U.S. Rep. Kevin Brady (R-The Woodlands) is supporting a “border adjustment tax” as part of a GOP plan to reform federal tax policy.
“The main goal of our tax reform blueprint is to improve the lives of all Texans and people across America,” said Brady, who chairs the tax-writing Ways and Means Committee. “That’s why we are working to ensure that our tax code no longer favors Chinese steel over American steel, Mexican beef and autos over American beef and autos, and foreign oil over American oil. One of the best ways to protect the American dream is to tax imports and exports equally in our country. It’s time to end the ‘Made in America’ export tax.”
The Trump Administration has intimated that they will penalize foreign-made goods with higher tariffs. The BAT has been criticized by President Donald Trump as being too complicated.
While the House tax plan is revenue neutral, the BAT has drawn the ire of the Club for Growth, a conservative watchdog group that favors limited government and reduced tax burdens.

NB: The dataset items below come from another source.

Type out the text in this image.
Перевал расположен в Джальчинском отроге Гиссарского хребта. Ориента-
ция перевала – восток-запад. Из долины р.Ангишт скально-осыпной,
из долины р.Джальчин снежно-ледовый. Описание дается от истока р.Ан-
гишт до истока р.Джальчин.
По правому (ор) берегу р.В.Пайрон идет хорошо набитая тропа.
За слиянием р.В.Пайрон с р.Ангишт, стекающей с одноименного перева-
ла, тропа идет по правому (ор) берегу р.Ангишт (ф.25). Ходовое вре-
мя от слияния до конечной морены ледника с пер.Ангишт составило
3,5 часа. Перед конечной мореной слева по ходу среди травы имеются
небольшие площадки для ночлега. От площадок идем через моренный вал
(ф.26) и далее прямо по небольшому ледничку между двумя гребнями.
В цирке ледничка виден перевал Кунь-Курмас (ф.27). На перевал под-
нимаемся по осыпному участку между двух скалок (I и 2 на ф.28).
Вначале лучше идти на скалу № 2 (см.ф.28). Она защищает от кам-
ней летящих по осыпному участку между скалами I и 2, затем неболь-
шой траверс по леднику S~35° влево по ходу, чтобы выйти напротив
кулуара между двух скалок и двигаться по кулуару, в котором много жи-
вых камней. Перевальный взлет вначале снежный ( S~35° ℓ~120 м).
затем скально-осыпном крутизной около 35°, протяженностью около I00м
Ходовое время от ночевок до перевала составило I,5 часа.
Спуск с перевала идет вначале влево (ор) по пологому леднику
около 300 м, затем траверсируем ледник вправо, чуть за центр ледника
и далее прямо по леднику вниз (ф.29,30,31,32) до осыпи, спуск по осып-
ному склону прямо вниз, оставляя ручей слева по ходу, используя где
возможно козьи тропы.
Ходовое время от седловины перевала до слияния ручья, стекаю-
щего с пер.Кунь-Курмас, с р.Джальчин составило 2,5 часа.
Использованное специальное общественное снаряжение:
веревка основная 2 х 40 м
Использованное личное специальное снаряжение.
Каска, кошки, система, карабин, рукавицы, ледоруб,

“Pro-growth tax reform is not creating a new middle-class consumer tax to take the place of high corporate tax rates,” said the organization’s president, David McIntosh, a former congressman.
“There is no budget rule that requires Congress to raise one tax when it cuts another,” added McIntosh. “House Republicans are already threatening to sacrifice pro-growth tax reform on the canard of revenue neutrality. Instead of trading one tax for another, the GOP needs to focus on cutting rates, and cutting spending and the size of government to match.”
Besides the Club for Growth, the BAT proposal is also opposed by a coalition of consumer and industry groups. Many energy industry observers oppose the plan, saying it will raise, for example, the price of imported crude oil refined in the US.